A demanda especificamente de Bauru para internações exige pelo menos 20 vagas diárias para urgência e emergência. O dado preliminar é do prefeito Rodrigo Agostinho (PMDB), que agendou data para falar com o Estado sobre os hospitais. Mas ele adverte que o referencial não é suficiente para resolver o gargalo via Pronto-Socorro Central (PS).
“Apenas para internações de pacientes de Bauru é preciso hoje pelo menos 20 vagas ao dia no sistema hospitalar. Isso é pouco para uma população de quase 400 mil habitantes, mas resolveria o problema atual”, aponta o prefeito. Esta é a prioridade que será colocada à mesa pelo prefeito junto ao secretário estadual de Saúde, Giovani Guido Cerri, em reunião já confirmada pelo deputado estadual Pedro Tobias (PSDB) agendada para o próximo dia 14 de agosto, 16h, em São Paulo. “O deputado Tobias me ligou confirmando a agenda que contará, além dele e do secretário estadual Cerri, com o secretário Fernando Monti e a diretora Regional de Saúde, Doroti Conceição. Vamos discutir a demanda por internação hospitalar em Bauru”, informa.

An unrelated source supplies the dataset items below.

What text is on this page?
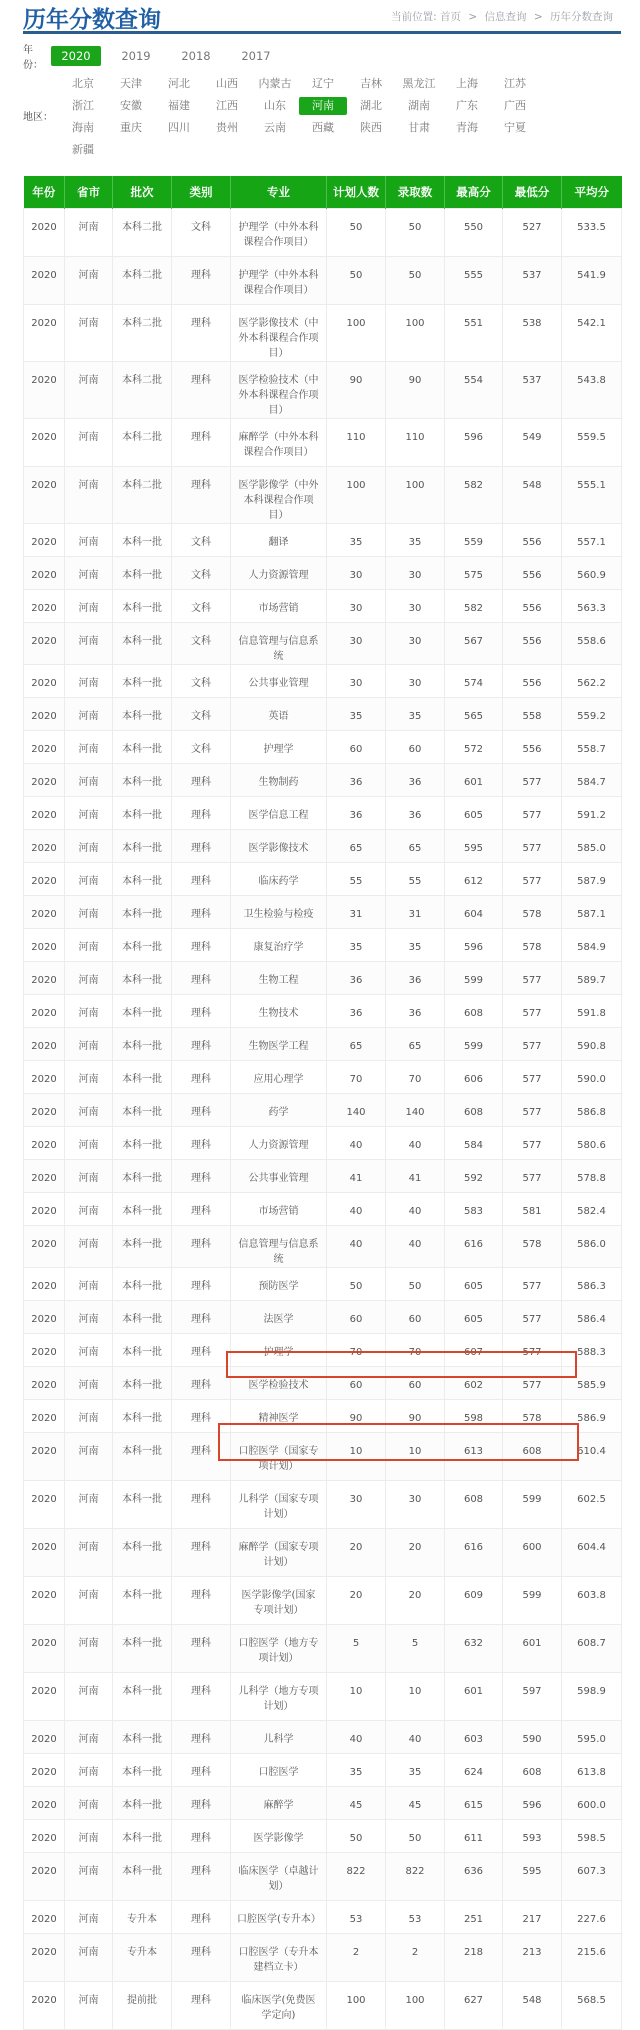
历年分数查询	当前位置: 首页 > 信息查询 > 历年分数查询
年份：
2020	2019	2018	2017
地区：
北京	天津	河北	山西	内蒙古	辽宁	吉林	黑龙江	上海	江苏
浙江	安徽	福建	江西	山东	河南	湖北	湖南	广东	广西
海南	重庆	四川	贵州	云南	西藏	陕西	甘肃	青海	宁夏
新疆
年份	省市	批次	类别	专业	计划人数	录取数	最高分	最低分	平均分
2020	河南	本科二批	文科	护理学（中外本科课程合作项目）	50	50	550	527	533.5
2020	河南	本科二批	理科	护理学（中外本科课程合作项目）	50	50	555	537	541.9
2020	河南	本科二批	理科	医学影像技术（中外本科课程合作项目）	100	100	551	538	542.1
2020	河南	本科二批	理科	医学检验技术（中外本科课程合作项目）	90	90	554	537	543.8
2020	河南	本科二批	理科	麻醉学（中外本科课程合作项目）	110	110	596	549	559.5
2020	河南	本科二批	理科	医学影像学（中外本科课程合作项目）	100	100	582	548	555.1
2020	河南	本科一批	文科	翻译	35	35	559	556	557.1
2020	河南	本科一批	文科	人力资源管理	30	30	575	556	560.9
2020	河南	本科一批	文科	市场营销	30	30	582	556	563.3
2020	河南	本科一批	文科	信息管理与信息系统	30	30	567	556	558.6
2020	河南	本科一批	文科	公共事业管理	30	30	574	556	562.2
2020	河南	本科一批	文科	英语	35	35	565	558	559.2
2020	河南	本科一批	文科	护理学	60	60	572	556	558.7
2020	河南	本科一批	理科	生物制药	36	36	601	577	584.7
2020	河南	本科一批	理科	医学信息工程	36	36	605	577	591.2
2020	河南	本科一批	理科	医学影像技术	65	65	595	577	585.0
2020	河南	本科一批	理科	临床药学	55	55	612	577	587.9
2020	河南	本科一批	理科	卫生检验与检疫	31	31	604	578	587.1
2020	河南	本科一批	理科	康复治疗学	35	35	596	578	584.9
2020	河南	本科一批	理科	生物工程	36	36	599	577	589.7
2020	河南	本科一批	理科	生物技术	36	36	608	577	591.8
2020	河南	本科一批	理科	生物医学工程	65	65	599	577	590.8
2020	河南	本科一批	理科	应用心理学	70	70	606	577	590.0
2020	河南	本科一批	理科	药学	140	140	608	577	586.8
2020	河南	本科一批	理科	人力资源管理	40	40	584	577	580.6
2020	河南	本科一批	理科	公共事业管理	41	41	592	577	578.8
2020	河南	本科一批	理科	市场营销	40	40	583	581	582.4
2020	河南	本科一批	理科	信息管理与信息系统	40	40	616	578	586.0
2020	河南	本科一批	理科	预防医学	50	50	605	577	586.3
2020	河南	本科一批	理科	法医学	60	60	605	577	586.4
2020	河南	本科一批	理科	护理学	70	70	607	577	588.3
2020	河南	本科一批	理科	医学检验技术	60	60	602	577	585.9
2020	河南	本科一批	理科	精神医学	90	90	598	578	586.9
2020	河南	本科一批	理科	口腔医学（国家专项计划）	10	10	613	608	610.4
2020	河南	本科一批	理科	儿科学（国家专项计划）	30	30	608	599	602.5
2020	河南	本科一批	理科	麻醉学（国家专项计划）	20	20	616	600	604.4
2020	河南	本科一批	理科	医学影像学(国家专项计划）	20	20	609	599	603.8
2020	河南	本科一批	理科	口腔医学（地方专项计划）	5	5	632	601	608.7
2020	河南	本科一批	理科	儿科学（地方专项计划）	10	10	601	597	598.9
2020	河南	本科一批	理科	儿科学	40	40	603	590	595.0
2020	河南	本科一批	理科	口腔医学	35	35	624	608	613.8
2020	河南	本科一批	理科	麻醉学	45	45	615	596	600.0
2020	河南	本科一批	理科	医学影像学	50	50	611	593	598.5
2020	河南	本科一批	理科	临床医学（卓越计划）	822	822	636	595	607.3
2020	河南	专升本	理科	口腔医学(专升本）	53	53	251	217	227.6
2020	河南	专升本	理科	口腔医学（专升本建档立卡）	2	2	218	213	215.6
2020	河南	提前批	理科	临床医学(免费医学定向)	100	100	627	548	568.5
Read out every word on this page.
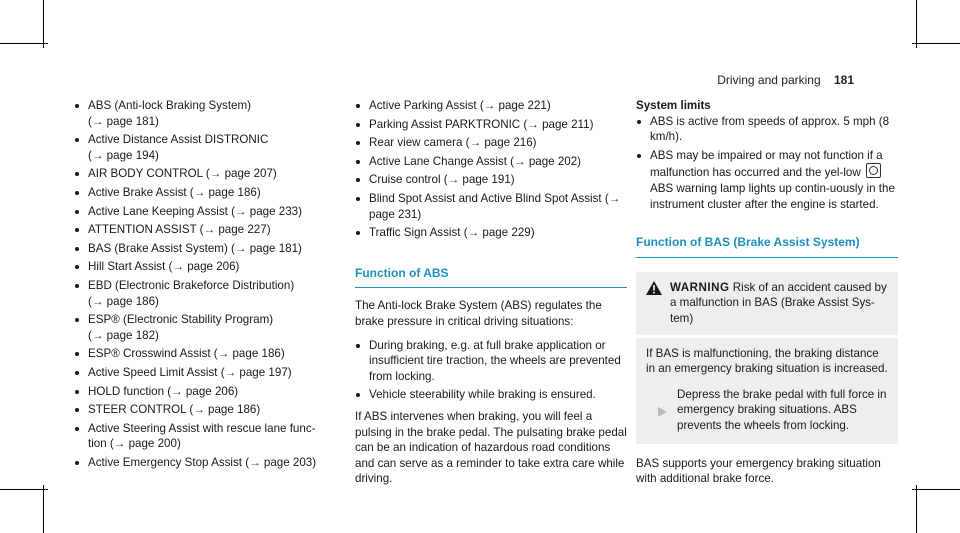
Driving and parking 181
ABS (Anti-lock Braking System)
(→ page 181)
Active Distance Assist DISTRONIC
(→ page 194)
AIR BODY CONTROL (→ page 207)
Active Brake Assist (→ page 186)
Active Lane Keeping Assist (→ page 233)
ATTENTION ASSIST (→ page 227)
BAS (Brake Assist System) (→ page 181)
Hill Start Assist (→ page 206)
EBD (Electronic Brakeforce Distribution)
(→ page 186)
ESP® (Electronic Stability Program)
(→ page 182)
ESP® Crosswind Assist (→ page 186)
Active Speed Limit Assist (→ page 197)
HOLD function (→ page 206)
STEER CONTROL (→ page 186)
Active Steering Assist with rescue lane func-
tion (→ page 200)
Active Emergency Stop Assist (→ page 203)
Active Parking Assist (→ page 221)
Parking Assist PARKTRONIC (→ page 211)
Rear view camera (→ page 216)
Active Lane Change Assist (→ page 202)
Cruise control (→ page 191)
Blind Spot Assist and Active Blind Spot Assist (→ page 231)
Traffic Sign Assist (→ page 229)
Function of ABS

The Anti-lock Brake System (ABS) regulates the brake pressure in critical driving situations:

During braking, e.g. at full brake application or insufficient tire traction, the wheels are prevented from locking.
Vehicle steerability while braking is ensured.

If ABS intervenes when braking, you will feel a pulsing in the brake pedal. The pulsating brake pedal can be an indication of hazardous road conditions and can serve as a reminder to take extra care while driving.

System limits
ABS is active from speeds of approx. 5 mph (8 km/h).
ABS may be impaired or may not function if a malfunction has occurred and the yel-low  ABS warning lamp lights up contin-uously in the instrument cluster after the engine is started.
Function of BAS (Brake Assist System)
WARNING Risk of an accident caused by a malfunction in BAS (Brake Assist Sys-tem)

If BAS is malfunctioning, the braking distance in an emergency braking situation is increased.

Depress the brake pedal with full force in emergency braking situations. ABS prevents the wheels from locking.

BAS supports your emergency braking situation with additional brake force.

Segundo o prefeito, a administração pontua três questões essenciais. “Não há como negar o déficit de leito hospitalar em Bauru para média e alta complexidade. Esta é uma questão que o Estado tem de resolver no tempo e não é da noite para o dia. Acredito que a opção imediata deles é transformar o Hospital do Centrinho em novo Hospital Geral”, exemplifica Agostinho.
Seguido a isso, o chefe do Executivo local menciona a necessidade da direção do Pronto-Socorro controlar as vagas de internação por ser porta do sistema .
“O médico que está no Pronto-Socorro é que sabe o que é urgência ou não e não o médico e o atendente da Central de Vagas em São Paulo. Esta regulação do PS tem de ficar com a prefeitura. Se quiserem que a gente gerencie a central regional, aceitamos discutir também”, reforça. O deputado Pedro Tobias vê entrave nessa questão (leia box ao lado).
Por fim, Agostinho criticou a discussão “eleitoral” em torno da deficiência do sistema de saúde. “O Gazzetta e a Chiara estão falando em alugar leito. Internação não é arrumar quarto de hotel. A maca no Pronto-Socorro então é cama tanto quanto no quarto. Mas não é esse o problema. Tem de ter a vaga com equipamentos de UTI, médico, atendimento, remédios, toda a estrutura. E isso não tem”, finaliza.
Discussão técnica
O deputado estadual Pedro Tobias (PSDB) também vai participar do encontro, agendado por ele, com a Secretaria Estadual da Saúde. O tucano comentou que será a oportunidade para que o município discuta, sem demagogia, os problemas referentes à Saúde, especificamente à estrutura hospitalar.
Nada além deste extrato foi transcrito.